Another protective measure is to either invest in a post office box or buy a mailbox for which a key is needed to open the box. Identity thieves often steal mail right out of mailboxes to obtain bank statements, credit card bills or other valuable mail they can use to create a new identity for themselves. 

If you know when your statements or bills are due to arrive, you can immediately realize if one doesn't arrive on time and you can contact the bank or company to let them know you never received it.

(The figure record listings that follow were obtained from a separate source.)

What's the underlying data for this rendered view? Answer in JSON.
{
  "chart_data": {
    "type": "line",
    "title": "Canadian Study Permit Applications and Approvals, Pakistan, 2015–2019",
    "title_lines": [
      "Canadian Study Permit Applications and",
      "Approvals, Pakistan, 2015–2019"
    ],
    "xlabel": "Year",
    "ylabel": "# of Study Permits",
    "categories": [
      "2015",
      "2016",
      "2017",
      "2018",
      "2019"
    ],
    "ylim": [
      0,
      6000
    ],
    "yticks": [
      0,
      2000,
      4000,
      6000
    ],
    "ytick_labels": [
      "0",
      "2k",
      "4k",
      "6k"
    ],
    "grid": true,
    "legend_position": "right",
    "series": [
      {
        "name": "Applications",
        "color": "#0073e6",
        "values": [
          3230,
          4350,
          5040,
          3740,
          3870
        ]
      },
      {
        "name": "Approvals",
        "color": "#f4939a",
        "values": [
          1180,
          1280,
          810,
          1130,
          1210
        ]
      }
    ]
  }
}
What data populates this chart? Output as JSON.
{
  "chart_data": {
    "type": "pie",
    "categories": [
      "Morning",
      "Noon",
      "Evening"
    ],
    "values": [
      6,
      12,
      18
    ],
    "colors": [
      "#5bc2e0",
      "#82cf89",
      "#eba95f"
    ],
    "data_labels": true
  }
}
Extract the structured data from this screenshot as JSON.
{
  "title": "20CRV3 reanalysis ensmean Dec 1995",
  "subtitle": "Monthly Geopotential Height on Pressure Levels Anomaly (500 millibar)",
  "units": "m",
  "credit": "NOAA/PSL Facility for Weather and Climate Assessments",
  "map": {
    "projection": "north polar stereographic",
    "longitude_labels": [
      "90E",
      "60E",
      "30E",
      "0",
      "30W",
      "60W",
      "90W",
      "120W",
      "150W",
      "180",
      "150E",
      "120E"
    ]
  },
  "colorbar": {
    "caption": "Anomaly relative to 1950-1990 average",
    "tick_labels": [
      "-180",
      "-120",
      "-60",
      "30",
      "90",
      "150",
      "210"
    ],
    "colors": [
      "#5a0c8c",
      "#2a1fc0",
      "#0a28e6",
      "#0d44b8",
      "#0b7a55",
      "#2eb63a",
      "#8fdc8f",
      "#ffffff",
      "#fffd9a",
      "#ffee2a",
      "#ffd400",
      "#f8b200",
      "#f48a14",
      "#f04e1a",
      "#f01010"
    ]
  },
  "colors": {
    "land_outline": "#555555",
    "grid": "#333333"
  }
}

Invest in a Paper Shredder

Identity thieves aren't above good 'ol fashioned dumpster diving. They commonly engage in this activity to obtain bits of information they can piece together to produce an entire profile. If you routinely shred all documents you no longer need, this eliminates the chances someone will go "dumpster diving" through your trash. For those times you must save specific documents which contain sensitive information, keep them in a locked filing cabinet.

In its video outlining ways you can protect yourself, the U.S. Federal Trade Commission (FTC) also points out to check your health insurance statements. Make sure you received care for the treatments listed.

Identity theft is a huge problem in today's society, but if you understand the risks and learn all of the different ways you can protect yourself, while nothing is 100 percent, you can significantly reduce the risk of a thief stealing the personal information that is in your control.